18. The three-dimensional display as claimed in claim 17, wherein the material of the view-scanning unit comprises liquid crystal molecules or electrowetting fluid.

19. The three-dimensional display as claimed in claim 17, wherein the view-scanning layer further comprises:

a first substrate, comprising a lower substrate and a common electrode, wherein the common electrode is disposed on the lower substrate and the view-scanning unit is disposed on the common electrode; and

a second substrate, comprising an upper substrate and a plurality of control electrodes, wherein the control electrodes are disposed on the upper substrate and the upper substrate is disposed on the view-scanning unit.

20. The three-dimensional display as claimed in claim 19, wherein a material of the common electrode and the control electrodes is a transparent conductive material.

21. The three-dimensional display as claimed in claim 19, wherein the common electrode and the control electrodes comprise indium tin oxide or indium zinc oxide.

22. The three-dimensional display as claimed in claim 1, further comprising a lens disposed between the first display module and the view-scanning layer and located in the first transmission path and the second transmission path.
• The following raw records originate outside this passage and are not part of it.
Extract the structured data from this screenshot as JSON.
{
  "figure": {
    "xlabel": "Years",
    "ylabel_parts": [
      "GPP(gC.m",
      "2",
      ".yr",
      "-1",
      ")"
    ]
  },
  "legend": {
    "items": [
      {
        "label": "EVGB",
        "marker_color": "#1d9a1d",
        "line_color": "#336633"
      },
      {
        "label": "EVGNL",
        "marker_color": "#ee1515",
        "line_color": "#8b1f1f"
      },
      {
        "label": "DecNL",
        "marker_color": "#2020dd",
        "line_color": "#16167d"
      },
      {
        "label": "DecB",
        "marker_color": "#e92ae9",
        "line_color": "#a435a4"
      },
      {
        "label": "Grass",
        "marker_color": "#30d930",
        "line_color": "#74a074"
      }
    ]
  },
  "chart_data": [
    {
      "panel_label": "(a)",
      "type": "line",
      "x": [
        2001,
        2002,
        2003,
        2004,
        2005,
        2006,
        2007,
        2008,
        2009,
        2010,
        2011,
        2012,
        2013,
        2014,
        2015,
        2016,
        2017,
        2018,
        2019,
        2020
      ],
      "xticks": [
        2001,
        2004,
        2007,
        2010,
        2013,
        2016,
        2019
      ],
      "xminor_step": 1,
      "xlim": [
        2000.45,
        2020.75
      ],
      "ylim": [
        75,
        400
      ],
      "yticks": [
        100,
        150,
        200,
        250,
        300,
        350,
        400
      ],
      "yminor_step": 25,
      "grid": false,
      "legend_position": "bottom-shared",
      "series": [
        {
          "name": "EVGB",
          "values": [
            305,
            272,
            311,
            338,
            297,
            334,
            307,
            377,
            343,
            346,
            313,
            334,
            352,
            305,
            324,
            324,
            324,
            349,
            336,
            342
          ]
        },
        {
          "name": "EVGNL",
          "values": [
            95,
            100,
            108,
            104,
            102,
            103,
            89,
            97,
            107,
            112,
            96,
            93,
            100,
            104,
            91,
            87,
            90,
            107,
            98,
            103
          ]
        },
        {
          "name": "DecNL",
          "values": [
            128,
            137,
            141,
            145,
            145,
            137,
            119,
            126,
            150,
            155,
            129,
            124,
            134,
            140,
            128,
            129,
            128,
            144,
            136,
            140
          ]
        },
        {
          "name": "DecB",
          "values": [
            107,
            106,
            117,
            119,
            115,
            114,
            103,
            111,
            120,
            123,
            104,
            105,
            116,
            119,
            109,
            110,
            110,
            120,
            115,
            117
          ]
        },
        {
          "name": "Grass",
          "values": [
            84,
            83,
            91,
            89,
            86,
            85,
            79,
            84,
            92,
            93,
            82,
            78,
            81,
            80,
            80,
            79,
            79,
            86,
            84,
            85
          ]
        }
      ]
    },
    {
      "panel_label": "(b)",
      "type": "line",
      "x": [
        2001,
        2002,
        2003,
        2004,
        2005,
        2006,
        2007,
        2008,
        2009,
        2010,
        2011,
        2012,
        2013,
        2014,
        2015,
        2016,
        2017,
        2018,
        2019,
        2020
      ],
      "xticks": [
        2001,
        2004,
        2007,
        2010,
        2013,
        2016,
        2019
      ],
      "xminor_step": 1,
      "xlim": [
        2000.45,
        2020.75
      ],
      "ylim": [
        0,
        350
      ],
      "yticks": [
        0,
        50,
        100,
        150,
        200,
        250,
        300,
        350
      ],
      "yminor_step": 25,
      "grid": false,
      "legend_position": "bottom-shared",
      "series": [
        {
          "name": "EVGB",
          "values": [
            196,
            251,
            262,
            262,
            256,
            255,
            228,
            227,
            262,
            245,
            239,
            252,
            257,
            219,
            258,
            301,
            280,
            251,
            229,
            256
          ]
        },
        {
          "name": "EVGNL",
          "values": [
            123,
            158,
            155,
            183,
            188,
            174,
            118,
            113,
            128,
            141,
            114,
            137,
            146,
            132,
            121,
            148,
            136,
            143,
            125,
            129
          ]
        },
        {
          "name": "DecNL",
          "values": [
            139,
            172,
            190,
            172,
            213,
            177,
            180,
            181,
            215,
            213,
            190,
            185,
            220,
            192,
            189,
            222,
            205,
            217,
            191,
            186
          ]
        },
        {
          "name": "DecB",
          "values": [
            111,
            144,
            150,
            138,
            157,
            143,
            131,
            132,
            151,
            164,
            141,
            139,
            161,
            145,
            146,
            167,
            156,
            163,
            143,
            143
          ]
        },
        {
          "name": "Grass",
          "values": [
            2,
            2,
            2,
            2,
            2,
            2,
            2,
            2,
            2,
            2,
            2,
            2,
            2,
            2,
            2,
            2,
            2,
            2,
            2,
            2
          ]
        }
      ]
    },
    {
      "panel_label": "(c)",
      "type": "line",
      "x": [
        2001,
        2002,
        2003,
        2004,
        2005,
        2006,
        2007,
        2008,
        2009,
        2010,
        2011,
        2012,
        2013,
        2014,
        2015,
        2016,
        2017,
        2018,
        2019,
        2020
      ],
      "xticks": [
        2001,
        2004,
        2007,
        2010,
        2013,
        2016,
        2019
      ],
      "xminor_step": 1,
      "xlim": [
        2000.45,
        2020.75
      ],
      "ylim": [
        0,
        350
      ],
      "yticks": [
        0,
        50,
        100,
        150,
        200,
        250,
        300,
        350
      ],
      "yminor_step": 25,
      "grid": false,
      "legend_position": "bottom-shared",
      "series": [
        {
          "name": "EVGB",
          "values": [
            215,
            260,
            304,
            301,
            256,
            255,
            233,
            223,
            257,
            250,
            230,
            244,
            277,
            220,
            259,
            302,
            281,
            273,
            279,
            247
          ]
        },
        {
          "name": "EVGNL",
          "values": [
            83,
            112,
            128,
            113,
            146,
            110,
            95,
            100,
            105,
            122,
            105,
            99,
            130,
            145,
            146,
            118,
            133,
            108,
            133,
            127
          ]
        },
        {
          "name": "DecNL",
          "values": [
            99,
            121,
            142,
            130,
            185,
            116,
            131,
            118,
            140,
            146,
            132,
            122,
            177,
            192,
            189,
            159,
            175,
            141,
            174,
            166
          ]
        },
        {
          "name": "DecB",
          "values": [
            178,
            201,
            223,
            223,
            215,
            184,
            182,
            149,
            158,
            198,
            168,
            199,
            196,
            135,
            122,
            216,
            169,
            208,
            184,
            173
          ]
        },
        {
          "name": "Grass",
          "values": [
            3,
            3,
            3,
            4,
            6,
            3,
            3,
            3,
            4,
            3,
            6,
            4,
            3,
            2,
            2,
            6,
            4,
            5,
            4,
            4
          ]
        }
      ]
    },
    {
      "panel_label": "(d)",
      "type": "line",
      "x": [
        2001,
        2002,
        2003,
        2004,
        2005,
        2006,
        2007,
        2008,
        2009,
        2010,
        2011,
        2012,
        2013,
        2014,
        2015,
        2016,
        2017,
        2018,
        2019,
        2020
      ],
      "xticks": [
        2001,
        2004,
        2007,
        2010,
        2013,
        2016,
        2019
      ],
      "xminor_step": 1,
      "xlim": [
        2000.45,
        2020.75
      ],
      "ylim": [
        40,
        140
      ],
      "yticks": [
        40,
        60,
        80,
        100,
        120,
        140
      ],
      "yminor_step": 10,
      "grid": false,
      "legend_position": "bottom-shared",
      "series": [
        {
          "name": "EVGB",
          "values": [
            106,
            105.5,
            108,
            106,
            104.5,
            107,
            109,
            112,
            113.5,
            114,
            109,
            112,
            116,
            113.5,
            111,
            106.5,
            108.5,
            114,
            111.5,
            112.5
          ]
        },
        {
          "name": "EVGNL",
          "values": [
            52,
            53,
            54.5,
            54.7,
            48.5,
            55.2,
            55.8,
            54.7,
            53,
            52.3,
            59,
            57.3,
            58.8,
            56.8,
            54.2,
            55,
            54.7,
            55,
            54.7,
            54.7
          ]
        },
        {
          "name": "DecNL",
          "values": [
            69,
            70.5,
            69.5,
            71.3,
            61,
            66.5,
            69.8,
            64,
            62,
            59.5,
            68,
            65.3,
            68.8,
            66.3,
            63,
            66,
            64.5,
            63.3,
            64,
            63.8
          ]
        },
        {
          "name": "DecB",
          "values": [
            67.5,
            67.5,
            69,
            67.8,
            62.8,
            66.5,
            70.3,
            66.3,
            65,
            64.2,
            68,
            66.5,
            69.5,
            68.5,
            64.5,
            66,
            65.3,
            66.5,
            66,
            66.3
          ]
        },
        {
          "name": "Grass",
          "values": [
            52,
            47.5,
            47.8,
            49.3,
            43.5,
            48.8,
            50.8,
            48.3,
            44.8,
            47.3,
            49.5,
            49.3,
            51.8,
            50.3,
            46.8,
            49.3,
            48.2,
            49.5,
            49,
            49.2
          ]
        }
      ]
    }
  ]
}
23. The three-dimensional display as claimed in claim 1, wherein the first display module further comprises a switch light valve disposed in the first transmission path of the first display image to control whether the display image passes through or not.

24. A three-dimensional display system, comprising:

a processing unit, outputting a plurality of video data, a plurality of control signals and a scan signal;

at least one display module, coupled to the processing unit and respectively receiving the video data and the control signals, wherein the display module provides a display image according to the corresponding video data and control signal;

a view-scanning module, coupled to the processing unit and receiving the scan signal, wherein the view-scanning module projects a part of the display image passing through the view-scanning module onto one of a plurality of view directions according to the scan signal.

25. The three-dimensional display system as claimed in claim 24, wherein the display module comprises:

a light valve control circuit, receiving the corresponding video data and adjusting a luminous flux passing through a light valve according to the video data; and

a backlight control circuit, receiving the corresponding control signal, wherein the control signal determines whether a backlight unit turns on or turns off, when the backlight unit is turned on, the display module provides the display image to the view-scanning layer.

26. The three-dimensional display system as claimed in claim 25, wherein after the light valve finishes adjusting the luminous flux, the backlight unit is turned on.

27. The three-dimensional display system as claimed in claim 24, wherein the processing unit comprises a voltage circuit, the voltage circuit generates the scan signal according to a voltage control signal.

28. The three-dimensional display system as claimed in claim 27, wherein the scan signal is a control voltage.

29. The three-dimensional display system as claimed in claim 24, wherein the processing unit is a field programmable gate array or an application specific integrated circuit.

30. The three-dimensional display system as claimed in claim 24, wherein the at least one display module comprises a plurality of display modules.

31. The three-dimensional display system as claimed in claim 24, wherein the light valve control circuit is a liquid crystal module control circuit.

32. The three-dimensional display system as claimed in claim 24, wherein the display module comprises:

a first light valve control circuit, receiving the corresponding video data and adjusting a luminous flux passing through a first light valve according to the video data;

a backlight control circuit, receiving the corresponding control signal and turning on a backlight unit to form the display image according to the control signal; and

a second light valve control circuit, making the display image pass through a second light valve according to a simultaneous signal and further providing the display image to the view-scanning module.

33. The three-dimensional display system as claimed in claim 31, wherein the second light valve control circuit is a switch light valve control circuit.